Part of the fun is watching aquatic pets react to their environment. A crayfish in a 1 gallon would be similiar to a betta. Sure they will live many years if given proper care but in each case they really are limited in terms of acting like a fish or crayfish as all they can really do in a 1 is just ... "chill"


----------



## Dragonlady (Nov 29, 2010)

The crayfish is not compatible with a betta. As a kid, I used to keep crayfish as pets that I caught in my backyard. I fed them minnows that I also caught if that answers your question.


----------



## Here Fishy Fishy Fishy (Oct 29, 2010)

Crayfish are great because they'll keep your tank really clean... of everything, including other fish! I found this out the hard way, when I got a two gallon aquarium for my oldest daughter (who was a toddler at the time).

We got two gold fish and a tiny crayfish (to clean up after the goldfish). The next day, my daughter says, "Where did the fishes go?" I looked in the tank and told her the fish had gone on vacation.... permanent vacation... 0_0


----------



## dramaqueen (Jul 7, 2008)

How sad! lol


----------



## indjo (Jun 6, 2010)

I wouldn't recommend slow or long finned fish together with crays. They're instinct drives them to catch whatever comes near their cave/hideout/mouth.
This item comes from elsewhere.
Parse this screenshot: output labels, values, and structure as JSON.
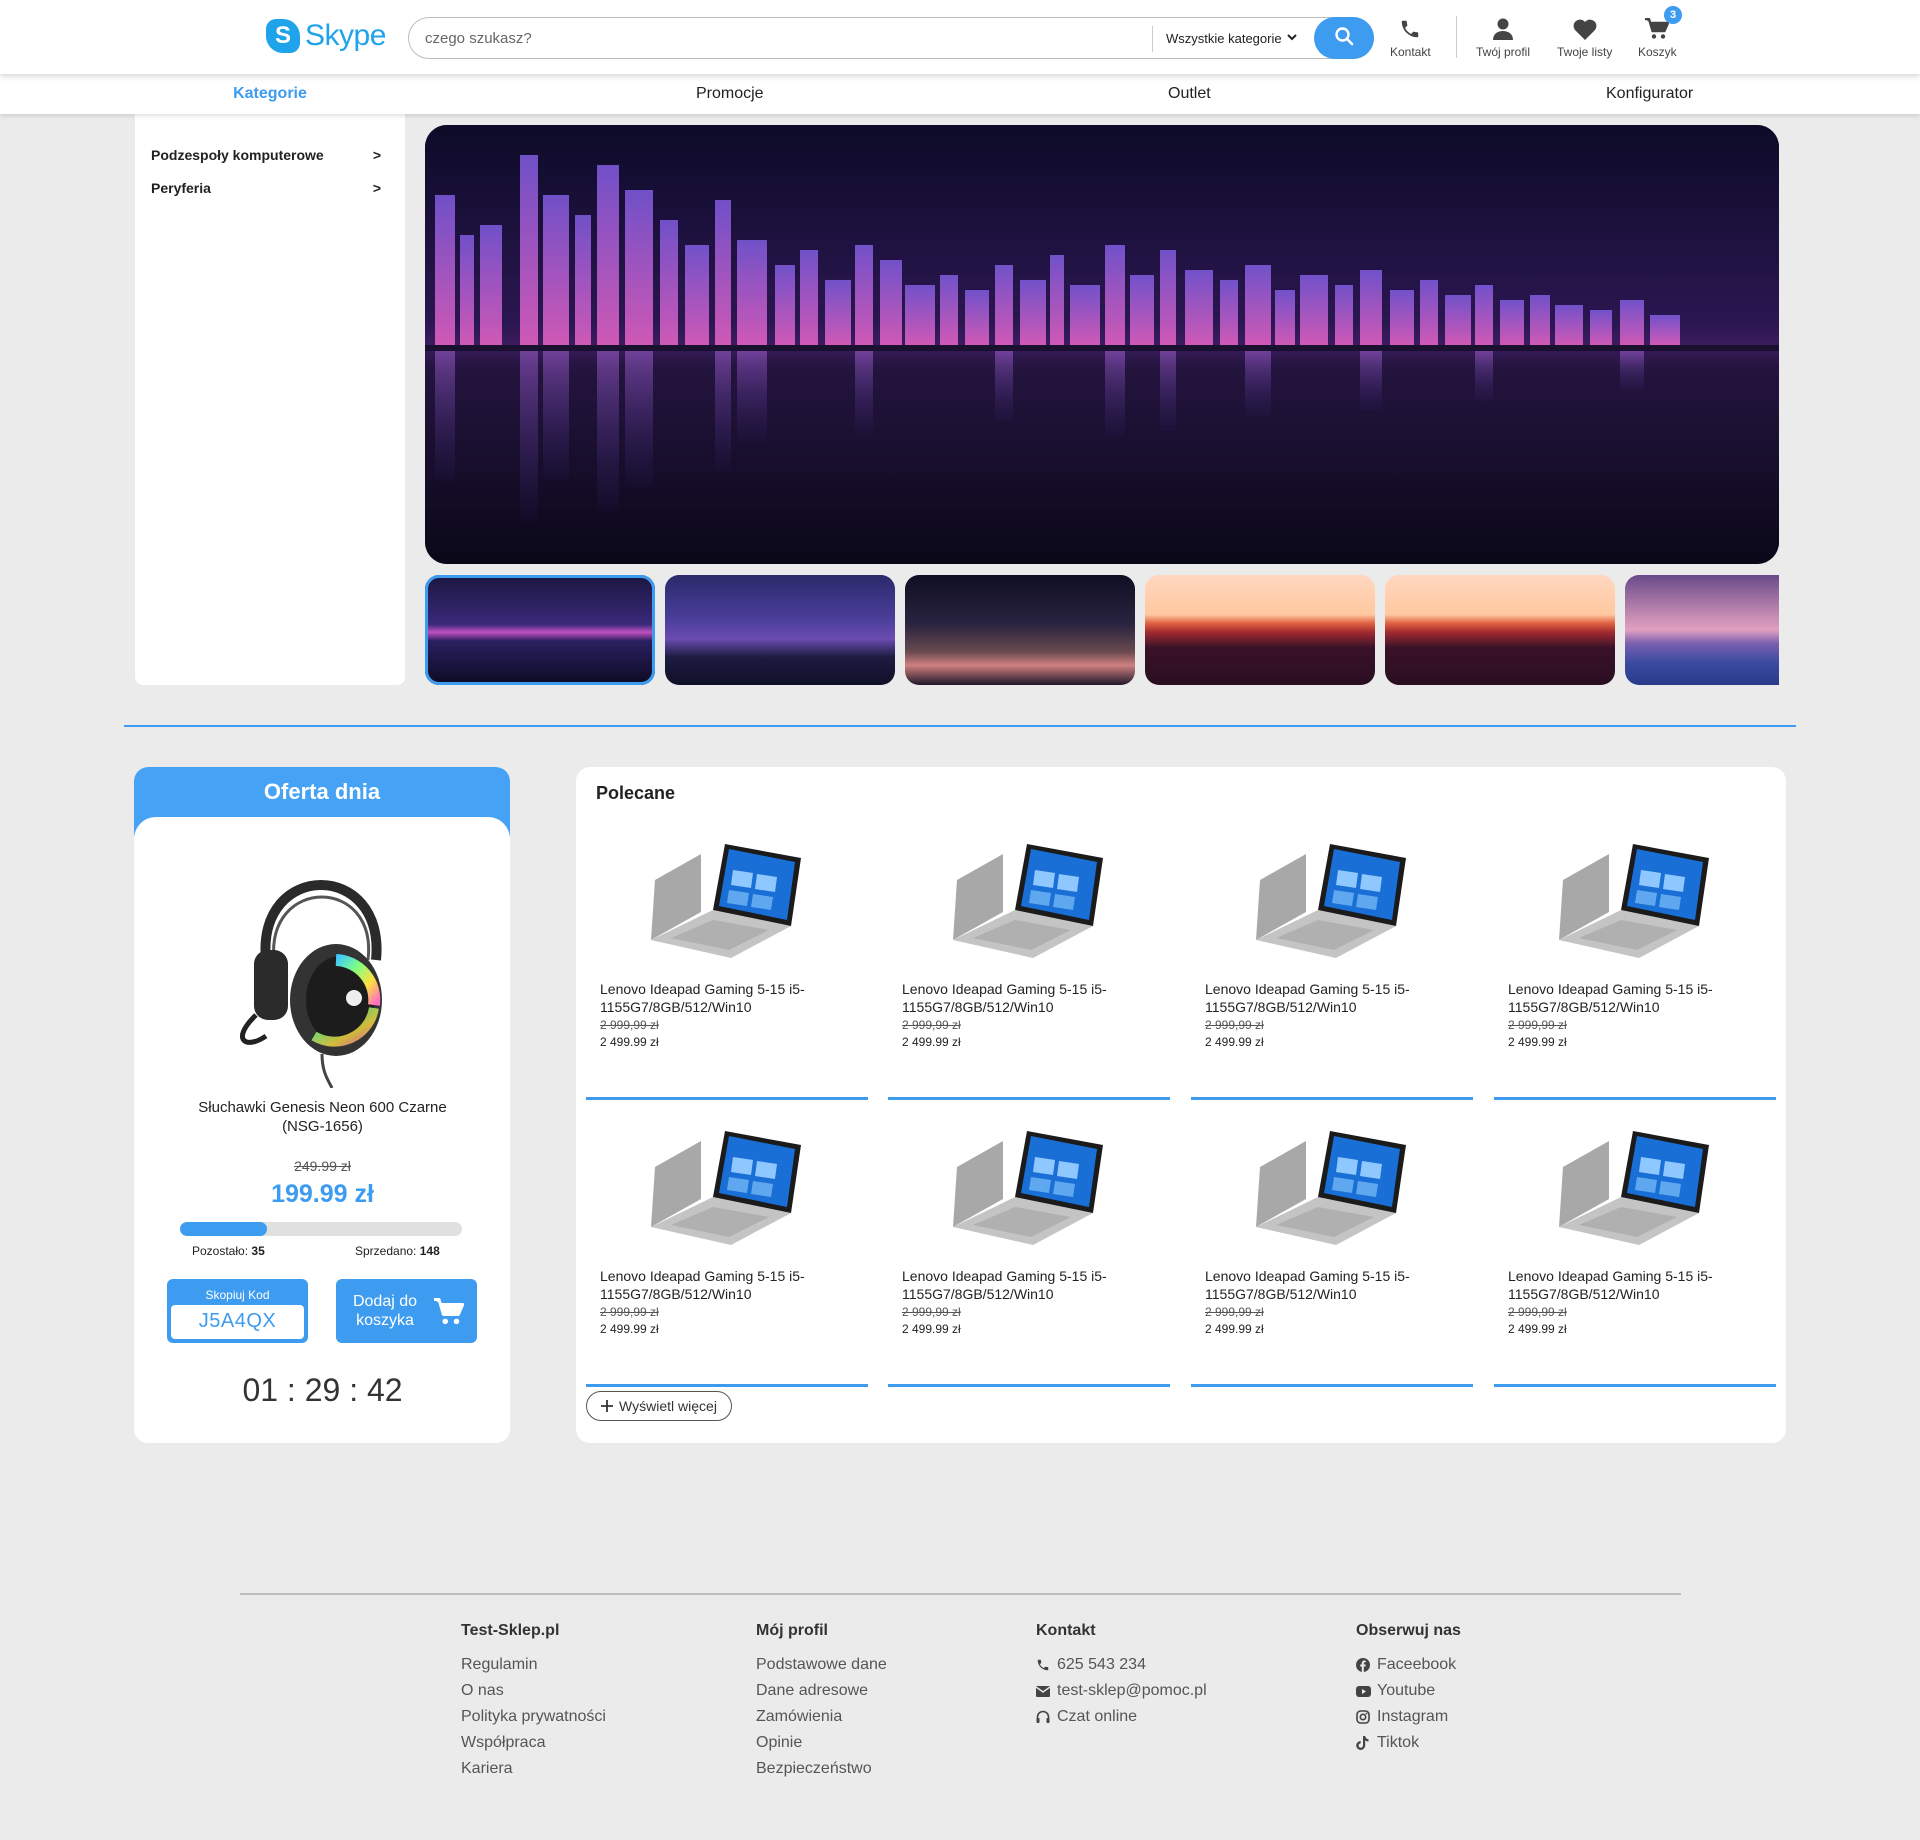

I used to have 5 species/types.

Some crays, like red claws that is said can grow over 12" (body only) are more docile if they've never tasted fish before they reach 6". They're more aggressive when young/small. I once kept 6" crays with live bearers, barbs and angelfish and they would let the fish "clean" them. But once they've tasted flesh (they weren't fed during the 2 days while I was away)- that's it, no more community.

Other species are more aggressive and will always hunt. In fact some individuals would only eat fresh fish or starve to death (caught from the wild - IME).

Tank size should be at least 4x body length, hiding places (specially if there's more than one cray) and pumps. Small 1/2 - 1g tanks aren't suitable for adult crays (small species grow to 4 - 5" body only). Some like to climb, so lids should be used (they can climb up air line tubes or even aquarium seals). I suggest water filled only 2/3 of tank because once they're out of the water, they often would stop climbing (not always).


----------



## Here Fishy Fishy Fishy (Oct 29, 2010)

indjo,

Thank you for that informative post! 
Wish I knew all that 25 years ago, lol!


----------